En Joost heeft zes jaar in de gemeenteraad gezeteld. En zal ik je wat
vertellen ? Hij had zélf geen flauw benul van bestuur ! Hij heeft er maar één keer
zijn mond open gedaan. Die avond was er vóór de zitting een huldiging van
laureaten van de Arbeid. Als je vijfentwintig jaar bij één patroon gewerkt hebt
krijg je een medaille,en dan wordt er een glas gedronken op de feestelingen,hoe
gaat dat. En nadien volgde nog wat,want één der raadsleden zat ook al
vijfentwintig jaar op zijn zetel,en die moest natuurlijk ook gevierd worden. En
al was het dan maar schuimwijn,en geen bier van hoge gisting,Joost deed dapper
mee. Hij zat dan wel in de oppositie,maar op zulke momenten was hij solidair
met de meerderheid.
En laat het dan nog de avond zijn waarop de begroting besproken werd,en
dat duurt altijd lang,meneer. En Joost was al een paar maal naar het urinoir
geweest,en toen hij van zijn laatste tocht terugkwam,en op zijn zetel ging
zitten,zei hij luid en duidelijk :”Is dat hier begot nog niet gedaan
?”.
En dàt was zijn maidenspeech !
Kortom,het heeft maar zes jaar geduurd,meneer. De volgende keer werd
hij niet herkozen,dat begrijp je wel. Maar één ding is van zijn mandaat
overgebleven : ik heb nooit meer voor één van die mosselen gestemd ! Zolang ik
in dienst was moest ik gaan stemmen,dat kon niet anders. Maar altijd blanco !

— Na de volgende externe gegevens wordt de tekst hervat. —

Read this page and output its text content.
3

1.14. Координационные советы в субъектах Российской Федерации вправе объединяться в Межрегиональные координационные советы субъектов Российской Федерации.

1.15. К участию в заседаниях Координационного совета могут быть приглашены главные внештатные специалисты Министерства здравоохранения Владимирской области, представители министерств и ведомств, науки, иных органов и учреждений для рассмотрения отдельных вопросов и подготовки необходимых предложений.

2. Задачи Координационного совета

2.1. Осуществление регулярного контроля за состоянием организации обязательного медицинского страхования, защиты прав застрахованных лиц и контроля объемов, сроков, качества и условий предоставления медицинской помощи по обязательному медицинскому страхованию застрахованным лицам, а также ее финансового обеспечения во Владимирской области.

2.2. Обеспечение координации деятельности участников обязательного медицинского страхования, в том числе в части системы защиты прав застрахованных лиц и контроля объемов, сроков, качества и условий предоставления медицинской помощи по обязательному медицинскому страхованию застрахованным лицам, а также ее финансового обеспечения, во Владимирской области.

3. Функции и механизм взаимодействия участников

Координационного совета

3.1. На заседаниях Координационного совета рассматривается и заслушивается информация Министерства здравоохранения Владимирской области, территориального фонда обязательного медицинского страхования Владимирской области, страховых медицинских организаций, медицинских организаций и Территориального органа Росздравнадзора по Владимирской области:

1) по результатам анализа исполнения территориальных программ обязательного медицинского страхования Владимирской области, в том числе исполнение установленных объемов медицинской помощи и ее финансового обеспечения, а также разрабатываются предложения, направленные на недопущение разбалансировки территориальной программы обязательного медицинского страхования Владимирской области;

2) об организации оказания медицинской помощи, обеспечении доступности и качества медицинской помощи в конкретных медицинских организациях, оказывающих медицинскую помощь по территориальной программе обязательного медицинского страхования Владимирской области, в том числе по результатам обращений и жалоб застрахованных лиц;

En na mijn pensioen,dit hier !” En hij zwaaide met de papieren die
bewezen dat hij op 8 october 2006 in het buitenland verbleef.
Agent op rust Van Luppeke tikte op het raam,en de dienster kwam naar
buiten.-“Nog twee pintjes”,zei hij.-“En voor mij nog een pot
mosselen. Maar échte,hoor ! Zeeuwse,geen uit Schoonbeek !”.En hij lachte
om het verbaasde gezicht van het meisje.
-“Ik heb er opnieuw honger van gekregen”,zei hij.